Until recently, there have been a lack of available and reliable diagnostics to determine this enzyme deficiency, and this coupled with concerns over drug related haemolysis mean that healthcare providers are reluctant to prescribe primaquine and patients are unlikely to adhere to a full course of treatment. Those patients who are prescribed primaquine often adhere poorly to the prolonged 14 day regimen.  Our inability to provide radical cure safely and effectively is one of the key factors undermining the control and elimination of the parasite.

Emerging strains of drug resistant Plasmodium vivax

Although drug resistance has forced most malaria endemic countries to abandon chloroquine treatment for P. falciparum malaria, chloroquine remains the first line treatment for P. vivax malaria. This strategy is now under threat from the emergence and spread of chloroquine resistant P. vivax [2, 6-7]. P. vivax has also developed drug resistance to sulfadoxine-pyrimethamine (SP) and potentially other antimalarial drugs such as mefloquine.

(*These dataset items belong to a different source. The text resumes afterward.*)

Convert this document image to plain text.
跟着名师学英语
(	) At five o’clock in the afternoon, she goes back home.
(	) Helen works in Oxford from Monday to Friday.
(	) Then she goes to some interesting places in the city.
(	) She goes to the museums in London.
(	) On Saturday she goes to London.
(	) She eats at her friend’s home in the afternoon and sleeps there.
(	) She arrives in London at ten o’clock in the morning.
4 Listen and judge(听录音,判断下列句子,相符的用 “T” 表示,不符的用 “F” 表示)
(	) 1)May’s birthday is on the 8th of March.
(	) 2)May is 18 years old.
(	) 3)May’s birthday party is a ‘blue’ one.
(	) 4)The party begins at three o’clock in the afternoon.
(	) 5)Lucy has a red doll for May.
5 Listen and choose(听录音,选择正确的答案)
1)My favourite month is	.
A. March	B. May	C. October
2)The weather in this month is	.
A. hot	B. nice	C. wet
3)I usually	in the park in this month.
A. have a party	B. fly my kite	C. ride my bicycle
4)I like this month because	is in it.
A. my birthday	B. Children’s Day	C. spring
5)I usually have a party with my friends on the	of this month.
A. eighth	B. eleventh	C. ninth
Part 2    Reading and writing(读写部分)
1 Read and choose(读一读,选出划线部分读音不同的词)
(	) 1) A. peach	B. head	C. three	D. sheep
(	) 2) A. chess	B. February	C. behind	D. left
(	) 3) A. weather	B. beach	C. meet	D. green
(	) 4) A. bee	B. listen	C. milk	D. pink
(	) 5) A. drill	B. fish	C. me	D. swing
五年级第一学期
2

However, because it is difficult to diagnose resistant strains, strategies to detect and track drug resistant P. vivax are limited [8]. In this context it is vital to develop better tools to assess antimalarial efficacy and drug susceptibility so that emerging drug resistance can be tracked and novel treatment strategies explored.

For a comprehensive review of drug resistant P. vivax see the Chloroquine Resistant Plasmodium vivax Review.

Related websites:

References:

  1. Battle, KELucas TCD, Nguyen M, Howes RE, Nandi AK, et al. (2019) Mapping the global endemicity and clinical burden of Plasmodium vivax, 2000-17: a spatial and temporal modelling study. Lancet 392: 334-343.
  2. Price RN, von Seidlein L, Valecha N, Nosten F, Baird JK, et al. (2014) Global extent of chloroquine-resistant Plasmodium vivax: a systematic review and meta-analysis. Lancet Infect Dis 14: 982-991.
  3. Anstey NM, Douglas NM, Poespoprodjo JR, Price RN (2012) Plasmodium vivax: clinical spectrum, risk factors and pathogenesis. Adv Parasitol 80: 151-201.
  4. Price RN, Tjitra E, Guerra CA, Yeung S, White NJ, et al. (2007) Vivax malaria: neglected and not benign. Am J Trop Med Hyg 77: 79-87.
  5. Commons, RJ, Simpson JA, Thriemer K, Humphreys GS, Abreha T, et al. (2018) The effect of chloroquine dose and primaquine on Plasmodium vivax recurrence: a WorldWide Antimalarial Resistance Network systematic review and individual patient pooled meta-analysis. Lancet Infect Dis 18: 1025-1034.
  6. Baird JK, Basri H, Purnomo, Bangs MJ, Subianto B, et al. (1991) Resistance to chloroquine by Plasmodium vivax in Irian Jaya, Indonesia. Am J Trop Med Hyg 44: 547-552.
  7. Price RN, Auburn S, Marfurt J, Cheng Q (2012) Phenotypic and genotypic characterisation of drug-resistant Plasmodium vivax. Trends Parasitol 28: 522-529.